# Please read before posting



## webfish

Please refrain from product bashing.

Thanks, Webfish


----------



## Da16652

webfish said:


> Please refrain from product bashing.
> 
> Thanks, Webfish


Is there a difference between product bashing and telling the readers about a negative experience


webfish said:


> Please refrain from product bashing.
> 
> Thanks, Webfish


----------



## webfish

Yes you can. That was left over from the test setup . 

From FAQs

#8 Can I complain and/or praise/pump my particular​Of course! However, it must be in a proportional manner and not as a "sales pitch".
What this means is that you and every other purchaser has a right to place a rating/review on our special section at:https://www.hearth.com/talk/ratings/

However, quoted from our original forum rules, please note:
"It is against the Forum Rules to spend endless threads promoting a certain brand or product, even if you don't financially benefit from it (and, of course, if you do!)."

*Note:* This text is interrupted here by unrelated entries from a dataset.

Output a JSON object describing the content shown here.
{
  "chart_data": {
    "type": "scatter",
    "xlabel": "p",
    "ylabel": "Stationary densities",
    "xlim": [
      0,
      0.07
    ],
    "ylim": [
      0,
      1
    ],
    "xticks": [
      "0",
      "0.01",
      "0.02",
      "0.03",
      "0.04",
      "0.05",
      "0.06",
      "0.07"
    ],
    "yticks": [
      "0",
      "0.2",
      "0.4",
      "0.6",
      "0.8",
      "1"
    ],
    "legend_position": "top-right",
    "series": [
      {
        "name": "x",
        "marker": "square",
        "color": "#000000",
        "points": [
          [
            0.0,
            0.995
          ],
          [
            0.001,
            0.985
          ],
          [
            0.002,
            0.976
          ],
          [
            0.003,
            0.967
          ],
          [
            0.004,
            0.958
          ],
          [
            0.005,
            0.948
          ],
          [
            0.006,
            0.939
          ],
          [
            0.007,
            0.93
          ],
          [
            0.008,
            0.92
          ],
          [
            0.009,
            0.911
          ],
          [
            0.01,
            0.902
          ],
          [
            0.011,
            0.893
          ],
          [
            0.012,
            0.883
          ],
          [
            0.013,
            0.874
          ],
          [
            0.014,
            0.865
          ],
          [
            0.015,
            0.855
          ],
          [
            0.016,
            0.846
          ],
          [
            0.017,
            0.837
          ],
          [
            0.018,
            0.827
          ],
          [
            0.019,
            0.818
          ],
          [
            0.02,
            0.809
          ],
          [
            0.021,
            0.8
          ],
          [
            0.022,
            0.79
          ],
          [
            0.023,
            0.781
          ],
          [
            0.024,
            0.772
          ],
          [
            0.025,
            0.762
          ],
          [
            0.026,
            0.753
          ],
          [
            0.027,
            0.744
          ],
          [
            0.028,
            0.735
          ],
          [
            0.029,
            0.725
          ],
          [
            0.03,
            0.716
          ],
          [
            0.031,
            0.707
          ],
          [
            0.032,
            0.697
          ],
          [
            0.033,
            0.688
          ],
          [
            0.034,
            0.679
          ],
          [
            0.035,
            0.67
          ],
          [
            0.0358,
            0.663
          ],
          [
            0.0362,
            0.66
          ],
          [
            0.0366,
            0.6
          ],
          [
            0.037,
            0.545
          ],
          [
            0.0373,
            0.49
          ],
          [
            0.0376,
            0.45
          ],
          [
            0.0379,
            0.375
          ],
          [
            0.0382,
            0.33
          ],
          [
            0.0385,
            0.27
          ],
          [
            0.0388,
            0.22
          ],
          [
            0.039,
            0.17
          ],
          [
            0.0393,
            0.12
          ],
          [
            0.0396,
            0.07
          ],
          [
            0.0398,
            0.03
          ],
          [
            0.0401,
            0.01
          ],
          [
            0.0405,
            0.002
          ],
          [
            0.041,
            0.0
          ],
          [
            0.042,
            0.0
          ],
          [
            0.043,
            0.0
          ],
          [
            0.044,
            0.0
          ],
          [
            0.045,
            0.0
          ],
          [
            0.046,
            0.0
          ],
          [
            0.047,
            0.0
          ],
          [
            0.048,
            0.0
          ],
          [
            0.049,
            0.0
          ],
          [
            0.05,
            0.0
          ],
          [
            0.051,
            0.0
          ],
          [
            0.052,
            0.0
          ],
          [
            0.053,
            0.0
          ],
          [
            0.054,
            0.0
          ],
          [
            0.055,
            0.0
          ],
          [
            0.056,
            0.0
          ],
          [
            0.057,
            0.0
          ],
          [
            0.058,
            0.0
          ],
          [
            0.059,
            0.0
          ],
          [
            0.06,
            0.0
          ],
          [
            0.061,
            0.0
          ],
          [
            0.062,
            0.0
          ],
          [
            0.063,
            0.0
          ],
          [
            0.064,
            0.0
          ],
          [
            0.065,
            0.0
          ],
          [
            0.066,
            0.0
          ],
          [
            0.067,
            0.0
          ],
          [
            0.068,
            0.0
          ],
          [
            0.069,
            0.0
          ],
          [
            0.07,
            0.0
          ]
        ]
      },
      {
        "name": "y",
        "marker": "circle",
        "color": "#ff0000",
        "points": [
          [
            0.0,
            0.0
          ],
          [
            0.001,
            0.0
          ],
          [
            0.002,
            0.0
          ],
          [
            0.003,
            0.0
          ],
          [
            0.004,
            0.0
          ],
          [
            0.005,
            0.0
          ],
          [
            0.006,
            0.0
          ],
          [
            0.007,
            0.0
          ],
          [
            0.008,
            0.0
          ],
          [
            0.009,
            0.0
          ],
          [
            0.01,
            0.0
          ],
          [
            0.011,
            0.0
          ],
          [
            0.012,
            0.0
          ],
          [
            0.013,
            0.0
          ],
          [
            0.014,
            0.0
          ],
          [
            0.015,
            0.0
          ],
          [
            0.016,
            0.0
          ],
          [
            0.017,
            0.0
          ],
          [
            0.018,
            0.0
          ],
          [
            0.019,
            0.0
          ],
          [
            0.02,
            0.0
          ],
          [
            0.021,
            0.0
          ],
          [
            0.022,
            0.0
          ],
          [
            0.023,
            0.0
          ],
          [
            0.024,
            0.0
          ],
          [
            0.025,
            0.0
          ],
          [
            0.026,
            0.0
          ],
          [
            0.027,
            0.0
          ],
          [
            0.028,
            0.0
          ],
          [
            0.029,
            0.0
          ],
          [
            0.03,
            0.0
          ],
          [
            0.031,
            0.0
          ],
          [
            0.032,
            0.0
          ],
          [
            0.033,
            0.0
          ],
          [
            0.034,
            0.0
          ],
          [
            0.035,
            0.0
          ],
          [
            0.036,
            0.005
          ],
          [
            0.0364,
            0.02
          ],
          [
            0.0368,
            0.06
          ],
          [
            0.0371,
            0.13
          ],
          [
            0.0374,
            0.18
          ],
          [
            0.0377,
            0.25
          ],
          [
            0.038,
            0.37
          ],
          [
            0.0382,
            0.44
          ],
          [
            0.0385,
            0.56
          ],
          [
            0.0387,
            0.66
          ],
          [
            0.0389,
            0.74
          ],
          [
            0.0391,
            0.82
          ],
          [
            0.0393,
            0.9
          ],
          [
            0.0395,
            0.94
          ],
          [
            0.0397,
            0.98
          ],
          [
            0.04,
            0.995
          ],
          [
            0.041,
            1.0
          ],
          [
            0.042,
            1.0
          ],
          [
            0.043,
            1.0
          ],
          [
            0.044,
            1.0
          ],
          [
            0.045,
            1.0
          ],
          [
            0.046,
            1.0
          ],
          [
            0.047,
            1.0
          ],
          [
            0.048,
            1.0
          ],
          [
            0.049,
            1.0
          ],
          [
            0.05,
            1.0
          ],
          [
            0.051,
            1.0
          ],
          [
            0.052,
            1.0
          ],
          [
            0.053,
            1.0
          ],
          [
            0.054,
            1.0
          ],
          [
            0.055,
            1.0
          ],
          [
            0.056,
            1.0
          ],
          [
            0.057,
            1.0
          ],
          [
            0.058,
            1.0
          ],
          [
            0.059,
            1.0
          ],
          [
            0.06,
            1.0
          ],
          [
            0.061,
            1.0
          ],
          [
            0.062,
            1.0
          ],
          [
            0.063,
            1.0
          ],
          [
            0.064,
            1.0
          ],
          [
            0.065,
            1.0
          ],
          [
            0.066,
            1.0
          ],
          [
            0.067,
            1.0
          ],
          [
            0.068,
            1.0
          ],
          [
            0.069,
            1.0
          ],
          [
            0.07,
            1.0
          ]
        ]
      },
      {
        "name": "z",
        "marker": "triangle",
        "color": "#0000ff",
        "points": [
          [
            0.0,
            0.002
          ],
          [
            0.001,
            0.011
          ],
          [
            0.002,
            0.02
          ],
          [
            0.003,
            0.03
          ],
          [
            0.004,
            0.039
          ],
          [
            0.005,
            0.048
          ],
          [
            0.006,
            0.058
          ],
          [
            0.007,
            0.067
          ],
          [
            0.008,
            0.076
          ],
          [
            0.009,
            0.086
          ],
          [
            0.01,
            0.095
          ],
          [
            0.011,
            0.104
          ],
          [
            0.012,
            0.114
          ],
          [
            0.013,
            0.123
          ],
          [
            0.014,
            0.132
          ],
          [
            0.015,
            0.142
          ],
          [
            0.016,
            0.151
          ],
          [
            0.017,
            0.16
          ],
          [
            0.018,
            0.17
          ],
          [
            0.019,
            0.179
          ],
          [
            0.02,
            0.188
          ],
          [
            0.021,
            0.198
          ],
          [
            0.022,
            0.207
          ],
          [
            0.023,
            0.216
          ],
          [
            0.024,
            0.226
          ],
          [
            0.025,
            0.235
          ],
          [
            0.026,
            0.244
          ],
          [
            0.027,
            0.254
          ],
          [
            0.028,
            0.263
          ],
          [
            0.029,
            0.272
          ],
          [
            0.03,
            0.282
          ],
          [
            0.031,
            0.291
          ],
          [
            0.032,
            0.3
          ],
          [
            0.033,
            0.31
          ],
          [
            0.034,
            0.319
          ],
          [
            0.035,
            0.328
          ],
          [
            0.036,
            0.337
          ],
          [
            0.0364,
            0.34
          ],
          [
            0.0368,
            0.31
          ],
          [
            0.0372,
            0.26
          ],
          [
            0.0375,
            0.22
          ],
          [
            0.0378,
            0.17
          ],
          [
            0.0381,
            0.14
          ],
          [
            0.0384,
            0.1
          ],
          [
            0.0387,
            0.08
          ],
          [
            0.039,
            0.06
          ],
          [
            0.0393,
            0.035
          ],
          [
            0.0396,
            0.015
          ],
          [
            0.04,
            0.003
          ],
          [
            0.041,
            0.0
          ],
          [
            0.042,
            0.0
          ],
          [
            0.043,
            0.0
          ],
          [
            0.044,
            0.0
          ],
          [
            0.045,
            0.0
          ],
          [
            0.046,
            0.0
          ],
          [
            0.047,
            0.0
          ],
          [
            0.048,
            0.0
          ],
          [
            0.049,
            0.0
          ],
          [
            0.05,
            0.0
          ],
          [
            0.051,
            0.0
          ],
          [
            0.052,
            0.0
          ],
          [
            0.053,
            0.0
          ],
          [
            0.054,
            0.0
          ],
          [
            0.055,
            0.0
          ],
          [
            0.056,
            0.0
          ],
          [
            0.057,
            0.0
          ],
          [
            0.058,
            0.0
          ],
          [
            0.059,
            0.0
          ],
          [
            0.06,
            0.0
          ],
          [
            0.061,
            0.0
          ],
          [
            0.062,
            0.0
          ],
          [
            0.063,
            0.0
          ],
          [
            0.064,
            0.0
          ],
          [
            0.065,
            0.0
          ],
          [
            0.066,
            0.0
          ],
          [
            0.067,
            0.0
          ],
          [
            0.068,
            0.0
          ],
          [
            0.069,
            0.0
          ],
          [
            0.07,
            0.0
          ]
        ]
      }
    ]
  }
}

The reasoning is simple - if a single member has 200 posts complaining about a certain product or brand, it tends to slant the forum in a direction which may not be accurate. However, if 20 members review their stove in our ratings sections and have poor experiences, that is likely to mean a lot more. The same goes for positive reviews and posts. If a member starts a thread saying "Do you like your Upland Stove?", you are certainly free to answer in the affirmative and point to the stove review you posted. If they ask about the details how you run your Upland Stove, you should feel free to share. This is all educational as opposed to a sales pitch.


----------